Diabetes and Breast Cancer Subtypes

Menée aux Pays-Bas à partir de données portant sur 211 femmes atteintes d'un diabète, traité ou non par insuline, et sur 101 témoins, cette étude évalue l'association entre cette pathologie et le risque de développer divers sous-types de cancer du sein

PLoS ONE, Volume 12, Numéro 1, Page e0170084, 2017, résumé

Résumé en anglais

Background : Women with diabetes have a worse survival after breast cancer diagnosis compared to women without diabetes. This may be due to a different etiological profile, leading to the development of more aggressive breast cancer subtypes. Our aim was to investigate whether insulin and non-insulin treated women with diabetes develop specific clinicopathological breast cancer subtypes compared to women without diabetes.

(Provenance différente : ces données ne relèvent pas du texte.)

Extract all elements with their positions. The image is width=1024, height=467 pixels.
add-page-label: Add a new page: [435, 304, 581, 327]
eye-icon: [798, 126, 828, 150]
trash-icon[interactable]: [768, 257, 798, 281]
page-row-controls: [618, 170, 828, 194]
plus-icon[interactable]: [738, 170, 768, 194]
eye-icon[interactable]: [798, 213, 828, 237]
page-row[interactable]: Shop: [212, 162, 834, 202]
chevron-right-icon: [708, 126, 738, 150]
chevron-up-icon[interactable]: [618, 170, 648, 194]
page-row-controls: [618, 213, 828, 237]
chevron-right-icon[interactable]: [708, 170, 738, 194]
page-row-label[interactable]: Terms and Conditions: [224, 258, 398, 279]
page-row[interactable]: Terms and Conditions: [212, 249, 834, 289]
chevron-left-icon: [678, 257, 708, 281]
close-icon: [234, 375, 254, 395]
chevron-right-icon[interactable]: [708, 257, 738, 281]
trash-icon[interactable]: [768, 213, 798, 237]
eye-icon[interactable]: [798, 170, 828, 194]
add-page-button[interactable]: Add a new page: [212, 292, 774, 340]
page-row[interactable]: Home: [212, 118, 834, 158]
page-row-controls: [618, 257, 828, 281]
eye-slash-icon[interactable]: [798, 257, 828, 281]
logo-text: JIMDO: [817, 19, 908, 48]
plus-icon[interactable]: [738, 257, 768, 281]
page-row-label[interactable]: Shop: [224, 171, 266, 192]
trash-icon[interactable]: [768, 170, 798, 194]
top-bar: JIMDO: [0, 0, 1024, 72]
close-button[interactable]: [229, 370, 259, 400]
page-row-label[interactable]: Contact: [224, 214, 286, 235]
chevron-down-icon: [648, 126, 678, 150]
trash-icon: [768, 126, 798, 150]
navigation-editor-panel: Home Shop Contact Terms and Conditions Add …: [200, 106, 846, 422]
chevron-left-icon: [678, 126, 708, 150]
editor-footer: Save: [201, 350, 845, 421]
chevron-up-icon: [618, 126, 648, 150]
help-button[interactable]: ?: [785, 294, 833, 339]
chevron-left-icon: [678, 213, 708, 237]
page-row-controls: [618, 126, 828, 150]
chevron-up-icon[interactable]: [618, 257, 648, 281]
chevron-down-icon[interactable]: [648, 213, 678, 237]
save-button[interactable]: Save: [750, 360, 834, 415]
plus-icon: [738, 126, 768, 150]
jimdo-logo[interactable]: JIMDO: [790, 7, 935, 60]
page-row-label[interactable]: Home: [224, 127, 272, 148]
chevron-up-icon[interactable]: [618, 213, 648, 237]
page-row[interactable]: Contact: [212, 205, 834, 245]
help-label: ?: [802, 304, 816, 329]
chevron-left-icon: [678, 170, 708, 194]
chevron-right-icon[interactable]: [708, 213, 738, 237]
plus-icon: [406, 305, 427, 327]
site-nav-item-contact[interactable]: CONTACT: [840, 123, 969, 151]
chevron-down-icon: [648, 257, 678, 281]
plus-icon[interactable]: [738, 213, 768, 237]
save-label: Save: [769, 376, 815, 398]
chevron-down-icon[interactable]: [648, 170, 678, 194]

Methods and Findings : This cross-sectional study included randomly selected patients with invasive breast cancer diagnosed in 2000–2010. Stratified by age at breast cancer diagnosis (≤50 and >50 years), women with diabetes were 2:1 frequency-matched on year of birth and age at breast cancer diagnosis (both in 10-year categories) to women without diabetes, to select ~300 patients with tumor tissue available. Tumor MicroArrays were stained by immunohistochemistry for estrogen and progesterone receptor (ER, PR), HER2, Ki67, CK5/6, CK14, and p63. A pathologist scored all stains and revised morphology and grade. Associations between diabetes/insulin treatment and clinicopathological subtypes were analyzed using multivariable logistic regression. Morphology and grade were not significantly different between women with diabetes (n = 211) and women without diabetes (n = 101), irrespective of menopausal status. Premenopausal women with diabetes tended to have more often PR-negative (OR = 2.44(95%CI:1.07–5.55)), HER2-negative (OR = 2.84(95%CI:1.11–7.22)), and basal-like (OR = 3.14(95%CI:1.03–9.60) tumors than the women without diabetes, with non-significantly increased frequencies of ER-negative (OR = 2.48(95%CI:0.95–6.45)) and triple negative (OR = 2.60(95%CI:0.88–7.67) tumors. After adjustment for age and BMI, the associations remained similar in size but less significant. We observed no evidence for associations of clinicopathological subtypes with diabetes in postmenopausal women, or with insulin treatment in general.

Conclusions : We found no compelling evidence that women with diabetes, treated with or without insulin, develop different breast cancer subtypes than women without diabetes. However, premenopausal women with diabetes tended to develop breast tumors that do not express hormonal receptors, which are typically associated with poor prognosis.